Fluocortinbutyl (FCB) is a C-21 ester, topically active corticosteroid; no adrenal suppression was noted after large doses. Safety and effects on adrenocortical function of orally inhaled FCB (40 mg/day), beclomethasone dipropionate (BDP) (2 mg/day) and placebo administered in 4 monitored divided doses for 4 wk by 3 groups of 5 healthy men were compared. Circadian plasma cortisol concentrations and daily urinary free cortisol excretion were determined before and after 3 and 4 wk exposure.

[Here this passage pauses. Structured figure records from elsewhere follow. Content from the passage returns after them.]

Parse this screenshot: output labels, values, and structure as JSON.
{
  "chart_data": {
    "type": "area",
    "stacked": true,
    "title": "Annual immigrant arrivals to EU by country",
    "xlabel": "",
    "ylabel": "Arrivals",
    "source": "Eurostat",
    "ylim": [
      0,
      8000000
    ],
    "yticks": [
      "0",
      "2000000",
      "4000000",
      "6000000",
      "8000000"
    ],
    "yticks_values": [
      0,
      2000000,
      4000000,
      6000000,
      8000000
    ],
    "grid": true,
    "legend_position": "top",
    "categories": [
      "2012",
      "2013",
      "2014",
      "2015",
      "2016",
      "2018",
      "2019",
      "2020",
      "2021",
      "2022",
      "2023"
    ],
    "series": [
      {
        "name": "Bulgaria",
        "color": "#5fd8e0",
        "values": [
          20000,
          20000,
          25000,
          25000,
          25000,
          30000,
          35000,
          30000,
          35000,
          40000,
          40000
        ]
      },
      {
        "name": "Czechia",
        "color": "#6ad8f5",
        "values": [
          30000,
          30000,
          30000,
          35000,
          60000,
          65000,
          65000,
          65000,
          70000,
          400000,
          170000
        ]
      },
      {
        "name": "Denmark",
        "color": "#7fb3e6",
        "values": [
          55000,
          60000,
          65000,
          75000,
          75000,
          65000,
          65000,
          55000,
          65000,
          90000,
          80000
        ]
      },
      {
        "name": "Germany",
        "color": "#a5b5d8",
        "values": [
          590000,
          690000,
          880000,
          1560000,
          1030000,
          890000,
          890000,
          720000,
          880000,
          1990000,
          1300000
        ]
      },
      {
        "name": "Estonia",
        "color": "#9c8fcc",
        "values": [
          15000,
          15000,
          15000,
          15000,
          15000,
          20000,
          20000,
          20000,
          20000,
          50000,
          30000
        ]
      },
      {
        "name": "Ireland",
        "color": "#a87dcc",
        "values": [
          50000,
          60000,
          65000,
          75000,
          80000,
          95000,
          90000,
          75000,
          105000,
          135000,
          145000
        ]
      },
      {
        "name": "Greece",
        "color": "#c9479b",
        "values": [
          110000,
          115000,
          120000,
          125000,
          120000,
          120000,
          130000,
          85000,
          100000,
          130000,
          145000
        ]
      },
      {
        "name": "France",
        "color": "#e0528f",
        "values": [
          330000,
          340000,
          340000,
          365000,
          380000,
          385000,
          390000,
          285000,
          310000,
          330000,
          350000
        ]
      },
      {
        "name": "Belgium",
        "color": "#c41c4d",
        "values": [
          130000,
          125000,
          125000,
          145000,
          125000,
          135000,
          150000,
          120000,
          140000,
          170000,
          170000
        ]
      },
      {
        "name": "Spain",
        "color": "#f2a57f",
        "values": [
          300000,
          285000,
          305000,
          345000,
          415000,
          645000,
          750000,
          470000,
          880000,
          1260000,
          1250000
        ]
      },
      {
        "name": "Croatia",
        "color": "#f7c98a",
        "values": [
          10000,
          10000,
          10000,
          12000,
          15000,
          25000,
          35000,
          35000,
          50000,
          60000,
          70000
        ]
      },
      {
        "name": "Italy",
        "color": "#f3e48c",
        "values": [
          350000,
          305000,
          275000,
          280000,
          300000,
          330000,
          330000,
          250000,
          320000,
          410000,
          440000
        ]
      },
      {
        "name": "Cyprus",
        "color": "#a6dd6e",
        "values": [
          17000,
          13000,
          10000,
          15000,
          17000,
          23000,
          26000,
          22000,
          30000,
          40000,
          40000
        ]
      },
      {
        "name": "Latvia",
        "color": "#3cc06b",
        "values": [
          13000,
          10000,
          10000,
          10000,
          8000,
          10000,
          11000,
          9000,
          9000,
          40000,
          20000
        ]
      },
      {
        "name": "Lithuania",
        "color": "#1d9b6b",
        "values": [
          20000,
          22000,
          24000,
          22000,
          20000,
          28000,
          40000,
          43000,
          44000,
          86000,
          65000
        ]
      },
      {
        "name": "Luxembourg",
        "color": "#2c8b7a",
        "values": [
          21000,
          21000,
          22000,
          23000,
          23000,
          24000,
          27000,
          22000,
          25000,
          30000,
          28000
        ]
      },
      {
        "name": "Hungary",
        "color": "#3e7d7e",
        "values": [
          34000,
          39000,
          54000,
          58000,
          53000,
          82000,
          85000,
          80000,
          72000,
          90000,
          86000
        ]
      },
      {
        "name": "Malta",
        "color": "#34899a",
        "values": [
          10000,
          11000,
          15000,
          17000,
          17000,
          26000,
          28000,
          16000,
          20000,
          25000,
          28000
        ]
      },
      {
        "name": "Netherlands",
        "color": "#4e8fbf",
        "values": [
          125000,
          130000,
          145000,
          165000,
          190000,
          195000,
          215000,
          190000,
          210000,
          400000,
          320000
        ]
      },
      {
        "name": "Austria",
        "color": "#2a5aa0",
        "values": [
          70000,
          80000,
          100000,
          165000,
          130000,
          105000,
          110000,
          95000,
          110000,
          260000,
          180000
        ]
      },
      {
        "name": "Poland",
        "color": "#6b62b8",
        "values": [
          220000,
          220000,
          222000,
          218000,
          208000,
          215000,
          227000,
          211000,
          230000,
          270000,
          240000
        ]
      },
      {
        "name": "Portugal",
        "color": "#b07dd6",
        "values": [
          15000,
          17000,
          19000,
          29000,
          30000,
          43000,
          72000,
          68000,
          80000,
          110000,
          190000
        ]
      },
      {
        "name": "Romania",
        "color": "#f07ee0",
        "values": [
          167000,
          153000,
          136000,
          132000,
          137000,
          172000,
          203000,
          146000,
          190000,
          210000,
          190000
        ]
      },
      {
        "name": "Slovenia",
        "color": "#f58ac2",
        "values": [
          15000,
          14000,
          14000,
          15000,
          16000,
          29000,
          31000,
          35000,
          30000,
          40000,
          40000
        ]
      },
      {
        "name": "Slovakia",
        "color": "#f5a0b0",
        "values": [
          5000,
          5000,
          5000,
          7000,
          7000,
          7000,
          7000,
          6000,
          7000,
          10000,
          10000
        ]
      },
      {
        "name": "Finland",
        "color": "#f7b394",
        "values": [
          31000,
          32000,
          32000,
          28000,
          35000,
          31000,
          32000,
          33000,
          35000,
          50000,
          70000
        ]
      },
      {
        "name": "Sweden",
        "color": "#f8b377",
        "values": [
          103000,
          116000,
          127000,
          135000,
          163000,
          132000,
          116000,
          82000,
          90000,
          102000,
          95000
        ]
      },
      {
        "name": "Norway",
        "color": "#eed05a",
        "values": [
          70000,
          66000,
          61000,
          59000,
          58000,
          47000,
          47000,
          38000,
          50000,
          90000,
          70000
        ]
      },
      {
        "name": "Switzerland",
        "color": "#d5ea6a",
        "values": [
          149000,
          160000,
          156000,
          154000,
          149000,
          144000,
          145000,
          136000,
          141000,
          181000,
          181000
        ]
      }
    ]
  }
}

Although pretreatment mean area under the curve (.mu.g.cntdot.h.cntdot.dl) for plasma cortisol did not differ among groups, mean values after weeks 3 and 4 of treatment were lower (P < 0.05) in the BDP group (95.1 and 83) than in the FCB (155.8 and 153.7) and placebo (141 and 135.8) groups. Mean urinary cortisol excretion after wk 4 for the BDP group (29 .mu.g) was less (P < 0.05) than in the FCB (59 .mu.g) and the placebo (69 .mu.g) groups. Slopes of individual regression lines noting time trends in plasma and urinary cortisol in the BDP group were negative and less (P < 0.05) than those of the other groups. A cosyntropin test given i.v. after 4 wk of exposure caused similar plasma cortisol responses among groups. No serious adverse effects were noted. After long-term high-dose treatment BDP but not FCB suppressed basal adrenocortical function, but neither suppressed the adrenocortical response to cosyntropin. [FCB and BDP are used to treat asthma.].